Caedan took a step backward as soon as Kurgan's arm came up, despite a seemingly overwhelming compulsion to come closer. "Stop it. I'm not … No. I do want it." She felt the lie in the pit of her stomach, and wondered why it was a lie at all. "I have to find her." With that, she spun on heel and ran deeper into the building, which shimmered and bent around her, to both accommodate and hinder her flight. She knew Kurgan could find her easily, but for as long as she could run, he wouldn't find her accessible.
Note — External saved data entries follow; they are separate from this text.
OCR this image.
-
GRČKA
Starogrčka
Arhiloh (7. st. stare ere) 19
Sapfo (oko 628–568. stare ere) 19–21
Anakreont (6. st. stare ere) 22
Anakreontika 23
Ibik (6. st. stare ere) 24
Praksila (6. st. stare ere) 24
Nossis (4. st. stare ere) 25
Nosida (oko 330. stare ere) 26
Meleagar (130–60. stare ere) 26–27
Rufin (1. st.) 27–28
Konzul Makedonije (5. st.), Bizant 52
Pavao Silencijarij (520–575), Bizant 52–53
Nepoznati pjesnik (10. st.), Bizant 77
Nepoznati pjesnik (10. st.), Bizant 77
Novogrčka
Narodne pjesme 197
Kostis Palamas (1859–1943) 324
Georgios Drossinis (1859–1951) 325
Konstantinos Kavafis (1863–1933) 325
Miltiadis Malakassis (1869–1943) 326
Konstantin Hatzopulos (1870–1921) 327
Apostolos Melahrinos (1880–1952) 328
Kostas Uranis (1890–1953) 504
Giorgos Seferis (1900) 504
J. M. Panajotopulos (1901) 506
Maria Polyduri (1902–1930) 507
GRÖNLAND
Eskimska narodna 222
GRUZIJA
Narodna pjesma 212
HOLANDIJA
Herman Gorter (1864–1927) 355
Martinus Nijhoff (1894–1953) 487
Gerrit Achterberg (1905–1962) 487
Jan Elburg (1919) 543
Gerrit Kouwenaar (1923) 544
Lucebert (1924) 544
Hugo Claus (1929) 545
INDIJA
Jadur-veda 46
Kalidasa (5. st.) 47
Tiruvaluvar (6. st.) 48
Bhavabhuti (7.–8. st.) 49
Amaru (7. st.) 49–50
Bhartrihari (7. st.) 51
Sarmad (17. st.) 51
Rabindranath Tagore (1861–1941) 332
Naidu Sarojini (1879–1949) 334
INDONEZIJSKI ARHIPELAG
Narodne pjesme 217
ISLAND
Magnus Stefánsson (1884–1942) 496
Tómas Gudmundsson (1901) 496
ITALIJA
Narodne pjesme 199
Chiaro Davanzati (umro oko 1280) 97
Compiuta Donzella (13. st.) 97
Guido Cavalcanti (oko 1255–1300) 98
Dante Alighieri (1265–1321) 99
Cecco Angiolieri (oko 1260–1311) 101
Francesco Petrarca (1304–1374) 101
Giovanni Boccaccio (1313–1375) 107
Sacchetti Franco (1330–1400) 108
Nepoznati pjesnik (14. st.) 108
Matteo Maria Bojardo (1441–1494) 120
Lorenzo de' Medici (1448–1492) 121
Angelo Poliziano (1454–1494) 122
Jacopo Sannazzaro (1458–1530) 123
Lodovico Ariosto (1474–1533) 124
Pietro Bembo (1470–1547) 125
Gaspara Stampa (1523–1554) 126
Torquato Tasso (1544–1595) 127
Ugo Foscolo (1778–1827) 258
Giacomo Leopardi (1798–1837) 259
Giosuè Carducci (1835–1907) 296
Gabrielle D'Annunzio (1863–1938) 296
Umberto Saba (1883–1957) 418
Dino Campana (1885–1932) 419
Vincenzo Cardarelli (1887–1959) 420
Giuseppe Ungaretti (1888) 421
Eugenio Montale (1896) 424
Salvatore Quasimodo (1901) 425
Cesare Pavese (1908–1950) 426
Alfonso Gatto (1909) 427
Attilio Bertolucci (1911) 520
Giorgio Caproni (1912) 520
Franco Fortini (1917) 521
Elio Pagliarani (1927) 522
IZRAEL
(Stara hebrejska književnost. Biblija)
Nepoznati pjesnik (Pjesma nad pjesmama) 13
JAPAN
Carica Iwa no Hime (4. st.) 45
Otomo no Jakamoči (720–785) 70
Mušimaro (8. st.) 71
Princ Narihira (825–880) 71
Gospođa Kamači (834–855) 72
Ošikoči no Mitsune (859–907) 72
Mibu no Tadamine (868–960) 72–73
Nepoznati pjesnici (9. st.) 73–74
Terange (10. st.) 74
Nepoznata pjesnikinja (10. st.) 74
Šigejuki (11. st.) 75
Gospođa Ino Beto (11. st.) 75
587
And so she did, until she came to a dead end, slumped against a wall, and tried to dream herself away from this place.

Kurgan groped wildly at the space Caedan had occupied, his feet not quite catching on that motion was required of them to chase the girl until it was too late, and she'd fled into the darkness that was made of himself, and in which he, currently and somewhat ironically, possessed no means at all of finding her. "Lola!" his cry rang through empty halls and passages, into impossibly-constructed chambers, reverberated around the vaulted domes of ceilings. Its echoes fell to silence, then, and the once-man's shoulders sagged. His turned his inky eyes toward the Pool, and said quietly to himself, "She'll come back." The Pool was still, a black mirror, a dark eye staring at him. "Of course she'll come back," said the sundered illusionist, a little indignantly, as he trudged toward a corridor of stone and air. "She always does."